VMware Expands into IT Automation with Acquisition of SaltStack
The giant pledges to continue investing heavily in Salt, the popular open source configuration automation platform.
VMware has struck a deal to acquire SaltStack, the company behind the popular open source IT configuration automation platform Salt.
VMware, which announced the deal during its virtual VMworld conference Tuesday, plans to offer SaltStack as part of its vRealize software suite for hybrid cloud management. But it will continue offering SaltStack as a stand-alone product, Ajay Singh, a VMware senior VP and general manager of its Cloud Management Business Unit, told DCK in an interview.
SaltStack is backed by the growth equity investor Mercato Partners. Terms of the deal were not disclosed.
Expected to close in October, the acquisition will expand VMware’s capabilities beyond its traditional realm of IT infrastructure management and into the application layer. To date VMware has supported SaltStack and its alternatives (Puppet, Chef, Ansible, and Terraform) in vRealize on a partnership basis.
“We’ve kind of traditionally taken a Switzerland approach,” Singh told us. VMware plans to continue supporting the alternative solutions as “first-class citizens” in vRealize for customers who have already picked their automation tools, while steering those who haven’t toward SaltStack.
Because it came to market later than the alternatives, SaltStack is “more next-generation,” he said. VMware chose SaltStack because it’s event-driven, lightweight, and highly scalable.

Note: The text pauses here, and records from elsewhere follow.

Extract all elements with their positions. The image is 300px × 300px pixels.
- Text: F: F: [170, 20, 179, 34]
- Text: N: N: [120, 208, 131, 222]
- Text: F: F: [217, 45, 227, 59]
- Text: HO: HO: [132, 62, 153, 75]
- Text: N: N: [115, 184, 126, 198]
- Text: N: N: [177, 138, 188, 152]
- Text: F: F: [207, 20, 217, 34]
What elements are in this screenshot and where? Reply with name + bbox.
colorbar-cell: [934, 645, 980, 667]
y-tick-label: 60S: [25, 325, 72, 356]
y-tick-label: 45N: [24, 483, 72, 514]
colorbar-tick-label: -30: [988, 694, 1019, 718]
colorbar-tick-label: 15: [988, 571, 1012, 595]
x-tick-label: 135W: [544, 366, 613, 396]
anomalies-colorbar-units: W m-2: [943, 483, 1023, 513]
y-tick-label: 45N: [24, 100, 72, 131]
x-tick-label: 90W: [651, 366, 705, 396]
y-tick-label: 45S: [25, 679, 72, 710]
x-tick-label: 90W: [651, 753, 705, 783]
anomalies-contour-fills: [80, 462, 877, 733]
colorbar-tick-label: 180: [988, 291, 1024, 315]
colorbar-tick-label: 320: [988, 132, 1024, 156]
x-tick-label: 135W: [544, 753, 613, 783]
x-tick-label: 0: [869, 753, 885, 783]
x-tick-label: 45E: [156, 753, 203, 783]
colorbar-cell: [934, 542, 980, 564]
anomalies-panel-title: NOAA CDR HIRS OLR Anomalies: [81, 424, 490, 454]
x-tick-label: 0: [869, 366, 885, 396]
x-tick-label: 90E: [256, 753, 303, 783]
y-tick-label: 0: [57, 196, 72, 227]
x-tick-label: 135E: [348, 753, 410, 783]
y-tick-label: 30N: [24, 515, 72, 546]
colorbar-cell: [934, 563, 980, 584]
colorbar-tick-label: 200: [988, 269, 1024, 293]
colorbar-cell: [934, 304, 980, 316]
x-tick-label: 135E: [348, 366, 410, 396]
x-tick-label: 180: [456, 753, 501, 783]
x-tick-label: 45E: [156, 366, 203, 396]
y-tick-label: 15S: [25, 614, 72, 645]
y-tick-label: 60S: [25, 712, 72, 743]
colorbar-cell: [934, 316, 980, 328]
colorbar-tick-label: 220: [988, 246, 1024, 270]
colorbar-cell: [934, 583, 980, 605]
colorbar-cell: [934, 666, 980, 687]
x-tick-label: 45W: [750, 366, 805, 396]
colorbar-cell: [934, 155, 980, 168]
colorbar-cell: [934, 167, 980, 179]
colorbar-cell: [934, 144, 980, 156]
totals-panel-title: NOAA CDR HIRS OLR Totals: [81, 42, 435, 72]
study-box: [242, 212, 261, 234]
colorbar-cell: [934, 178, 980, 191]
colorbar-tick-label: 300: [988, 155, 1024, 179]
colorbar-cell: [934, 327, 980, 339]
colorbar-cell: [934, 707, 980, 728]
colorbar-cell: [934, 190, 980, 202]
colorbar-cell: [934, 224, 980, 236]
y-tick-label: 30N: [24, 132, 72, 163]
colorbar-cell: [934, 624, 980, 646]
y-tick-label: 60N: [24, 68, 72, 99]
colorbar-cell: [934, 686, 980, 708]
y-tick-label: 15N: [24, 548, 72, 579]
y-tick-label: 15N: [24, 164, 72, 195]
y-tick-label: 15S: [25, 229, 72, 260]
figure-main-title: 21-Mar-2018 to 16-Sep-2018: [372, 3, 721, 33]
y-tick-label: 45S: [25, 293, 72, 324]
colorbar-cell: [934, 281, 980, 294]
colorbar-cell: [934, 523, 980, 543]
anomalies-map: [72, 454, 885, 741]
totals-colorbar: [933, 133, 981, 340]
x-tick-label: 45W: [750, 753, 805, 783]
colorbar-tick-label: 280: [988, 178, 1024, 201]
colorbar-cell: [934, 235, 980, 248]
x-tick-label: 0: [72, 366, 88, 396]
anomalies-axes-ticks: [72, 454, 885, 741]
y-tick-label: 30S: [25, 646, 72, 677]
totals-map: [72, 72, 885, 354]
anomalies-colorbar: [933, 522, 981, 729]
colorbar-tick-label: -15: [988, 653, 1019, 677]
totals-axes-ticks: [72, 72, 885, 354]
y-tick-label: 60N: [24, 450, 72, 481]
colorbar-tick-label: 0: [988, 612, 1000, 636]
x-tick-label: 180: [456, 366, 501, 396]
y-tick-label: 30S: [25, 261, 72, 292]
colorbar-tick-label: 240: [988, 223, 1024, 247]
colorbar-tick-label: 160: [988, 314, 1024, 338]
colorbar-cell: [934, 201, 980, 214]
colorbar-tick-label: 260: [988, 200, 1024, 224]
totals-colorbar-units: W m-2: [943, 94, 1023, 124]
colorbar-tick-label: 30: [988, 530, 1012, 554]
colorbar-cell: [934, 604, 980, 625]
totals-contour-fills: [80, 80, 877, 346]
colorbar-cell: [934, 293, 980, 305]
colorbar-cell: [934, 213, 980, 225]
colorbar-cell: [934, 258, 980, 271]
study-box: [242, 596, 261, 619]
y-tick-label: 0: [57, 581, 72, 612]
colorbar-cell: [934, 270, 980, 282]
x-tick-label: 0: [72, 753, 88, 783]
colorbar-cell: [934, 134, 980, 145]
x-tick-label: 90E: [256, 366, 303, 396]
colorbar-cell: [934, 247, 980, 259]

If VMware manages to retain trust of the Salt open source community – it pledged to continue investing heavily in the project – the deal opens a vast potential addressable market for VMware. Tens of thousands of users have downloaded open source SaltStack.
The number of paying enterprise customers is “in the hundreds,” Singh said.
The decision to acquire SaltStack was driven partly by VMware customers (some of whom wanted “an opinionated solution from VMware” for configuration automation) and partly by VMware’s long-term goal of becoming a one-stop software shop for everything an IT team may need to run their infrastructure.
First, SaltStack will be further integrated into vRealize, and that integration is expected to come to market as soon as November. In the long term, VMware will leverage the technology as it continues building out its capabilities around containers and Kubernetes and VMware Cloud Foundation, its hybrid cloud platform, Singh said.
Also this week VMware rolled out a Software-as-a-Service version of vRealize, called vRealize Cloud Universal, describing it as a “cloud management subscription offering that combines on-premises and SaaS into one license.”